Wellington dreamed these ambitious dreams on his own for most of his adolescence. He grew up in Shrewsbury, 10 miles from future Underground members Gwilt, guitarist Stuart Jones and bassist Daley Smith, three childhood friends from Telford. As a boy, Wellington saved up for seven-inch singles. Shrewsbury's main previous claim to rock fame is Mott the Hoople singer Ian Hunter. He, like Wellington, spent his time there internally screaming to escape. Music was their ticket out.

"It was... all right," Wellington says of his home town. "It's just a small town, really. It's a nice place, all my family have been there for ever. But I'm one of those people who needs things happening. I can't just get a job, do something I have no passion or interest in.

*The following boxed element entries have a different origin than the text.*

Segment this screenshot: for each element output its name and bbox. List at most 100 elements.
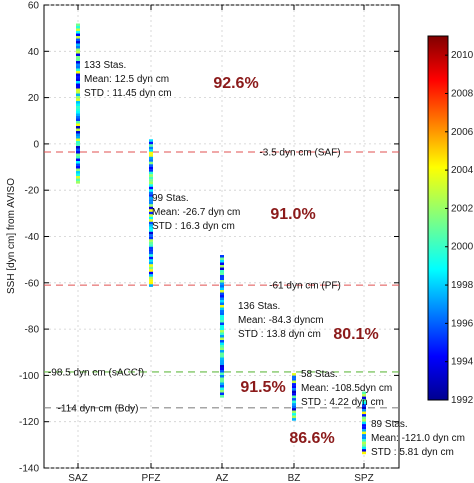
station-mark [76,176,80,179]
station-mark [149,221,153,225]
station-mark [220,292,224,296]
station-mark [220,335,224,338]
station-mark [149,166,153,170]
station-mark [76,148,80,152]
station-mark [76,78,80,82]
zone-annotation-line: Mean: 12.5 dyn cm [84,74,169,85]
station-mark [220,380,224,383]
station-mark [76,136,80,139]
station-mark [149,271,153,275]
station-mark [149,181,153,185]
station-mark [220,332,224,336]
station-mark [149,144,153,147]
station-mark [149,204,153,207]
station-mark [76,108,80,112]
station-mark [292,390,296,394]
zone-annotation-line: Mean: -108.5dyn cm [301,383,392,394]
station-mark [76,51,80,54]
station-mark [220,370,224,373]
station-mark [292,373,296,376]
zone-annotation-line: STD : 13.8 dyn cm [238,329,321,340]
station-mark [149,266,153,270]
station-mark [220,362,224,366]
station-mark [362,434,366,437]
station-mark [149,236,153,240]
station-mark [220,360,224,363]
station-mark [220,342,224,346]
station-mark [149,284,153,287]
station-mark [149,201,153,205]
station-mark [220,352,224,356]
station-mark [149,149,153,152]
station-mark [220,345,224,348]
zone-annotation-line: STD : 5.81 dyn cm [371,447,454,458]
station-mark [76,101,80,104]
station-mark [362,419,366,422]
station-mark [149,169,153,172]
station-mark [76,88,80,92]
station-mark [149,249,153,252]
station-mark [220,312,224,316]
station-mark [76,38,80,42]
station-mark [220,365,224,368]
station-mark [149,206,153,210]
station-mark [362,441,366,445]
station-mark [220,255,224,258]
station-mark [76,63,80,67]
station-mark [149,176,153,180]
station-mark [362,449,366,452]
zone-percent-label: 80.1% [333,326,378,343]
colorbar-tick-label: 2010 [451,50,474,61]
station-mark [76,68,80,72]
station-mark [149,154,153,157]
station-mark [149,244,153,247]
station-mark [220,385,224,388]
colorbar-tick-label: 2006 [451,127,474,138]
x-tick-label: SAZ [68,473,87,483]
station-mark [76,66,80,69]
station-mark [76,126,80,129]
zone-annotation-line: 89 Stas. [371,419,408,430]
station-mark [76,56,80,59]
station-mark [220,382,224,386]
station-mark [149,209,153,212]
station-mark [220,275,224,278]
station-mark [76,43,80,47]
station-mark [292,395,296,399]
station-mark [149,184,153,187]
station-mark [362,396,366,400]
colorbar-tick-label: 1998 [451,280,474,291]
station-mark [76,103,80,107]
y-tick-label: 60 [28,1,40,12]
station-mark [149,146,153,150]
station-mark [292,393,296,396]
reference-lines: -3.5 dyn cm (SAF) -61 dyn cm (PF) -98.5 dy… [44,148,399,414]
station-mark [220,317,224,321]
station-mark [149,194,153,197]
station-mark [149,164,153,167]
station-mark [292,388,296,391]
station-mark [362,429,366,432]
station-mark [149,229,153,232]
station-mark [149,261,153,265]
station-mark [76,158,80,162]
zone-percent-label: 91.0% [270,206,315,223]
station-mark [76,143,80,147]
station-mark [76,61,80,64]
zone-annotation-line: Mean: -84.3 dyncm [238,315,324,326]
station-mark [220,282,224,286]
colorbar [427,35,449,401]
station-mark [76,46,80,49]
station-mark [149,269,153,272]
station-mark [149,141,153,145]
station-mark [149,226,153,230]
station-mark [149,224,153,227]
station-mark [76,91,80,94]
station-mark [149,231,153,235]
reference-line-label: -98.5 dyn cm (sACCf) [48,367,144,378]
station-mark [362,414,366,417]
station-mark [76,106,80,109]
station-mark [76,98,80,102]
station-mark [362,399,366,402]
station-mark [76,121,80,124]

"I guess that influenced my writing. That's why it's got this punk, anti-establishment edge to it. 'Panic Attack' is one of the earliest ones. It's an angry song about living in a small town, not having much to do. 'Put You In Your Place', too ['I'm on top, and you're trying to stop me now']; that's one of the most angry songs there. It's for the people who've given me a slagging over the years, and don't want me to do well."

Salvation came when he met the rest of the band on a college music course when he was 16. Shared tastes, and shock at finding musical soulmates, bonded them. Then they moved to Leeds, just before the Kaiser Chiefs made the town an indie mecca.

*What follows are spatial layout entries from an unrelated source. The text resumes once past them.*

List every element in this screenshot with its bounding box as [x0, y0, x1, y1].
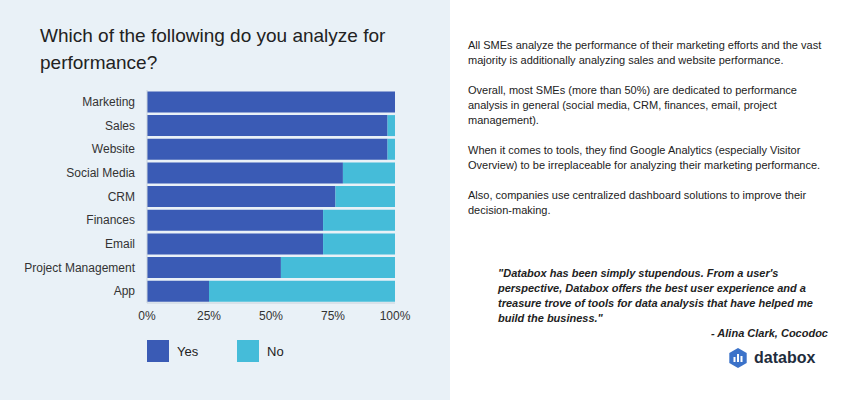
svg-text:CRM: CRM — [108, 190, 135, 204]
svg-text:Website: Website — [92, 142, 135, 156]
html-text:databox: databox — [754, 349, 816, 366]
svg-text:50%: 50% — [259, 309, 283, 323]
svg-text:25%: 25% — [197, 309, 221, 323]
svg-text:Finances: Finances — [86, 213, 135, 227]
html-text:Yes: Yes — [177, 343, 199, 359]
svg-text:Project Management: Project Management — [24, 261, 135, 275]
html-text:Overall, most SMEs (more than: Overall, most SMEs (more than 50%) are d… — [468, 84, 797, 126]
svg-text:0%: 0% — [138, 309, 156, 323]
svg-text:75%: 75% — [321, 309, 345, 323]
svg-text:Marketing: Marketing — [82, 95, 135, 109]
svg-text:100%: 100% — [380, 309, 411, 323]
svg-text:App: App — [114, 284, 136, 298]
html-text:No: No — [267, 343, 284, 359]
html-text:Also, companies use centralize: Also, companies use centralized dashboar… — [468, 189, 807, 216]
html-text:When it comes to tools, they f: When it comes to tools, they find Google… — [468, 144, 821, 171]
html-text:"Databox has been simply stupe: "Databox has been simply stupendous. Fro… — [498, 267, 813, 324]
html-text:All SMEs analyze the performan: All SMEs analyze the performance of thei… — [468, 39, 822, 66]
html-text:Which of the following do you: Which of the following do you analyze fo… — [40, 25, 386, 73]
svg-text:Social Media: Social Media — [66, 166, 135, 180]
svg-text:Sales: Sales — [105, 119, 135, 133]
svg-text:Email: Email — [105, 237, 135, 251]
html-text:- Alina Clark, Cocodoc: - Alina Clark, Cocodoc — [711, 327, 828, 339]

"If you were serious about being in a band in Shrewsbury," Wellington says, "there's just a pub you can play in. No one cares. Matty left anyway to go up to Leeds, so we followed him.

"Even before the Kaiser Chiefs brought attention to Leeds, certain people got off their arses to make music happen there. We didn't have much equipment when we started, but people put on gigs for us, put us on compilations. People weren't jealous when the Kaisers made it. It was encouraging to watch these lads everyone had seen playing tiny venues grow. It showed it was possible."

When they called themselves The Sunshine Underground, even the band didn't know how appropriate the name is. They took it from the 2005 Chemical Brothers track. But Wellington is only dimly aware of the Chemicals' own, slightly altered source: Tom Wolfe's 1968 article "The Noonday Underground", describing how Mods in London's West End would leave the straitjacket of their jobs in offices and shops at the stroke of lunch to get drugged up and dance in secret, afternoon basement clubs.

It sounds like a tale from the Shrewsbury days. "Yes!" Wellington says. "That sounds really fitting. I hear different things about The Sunshine Underground, why people think we're called that. I haven't heard a bad one yet!"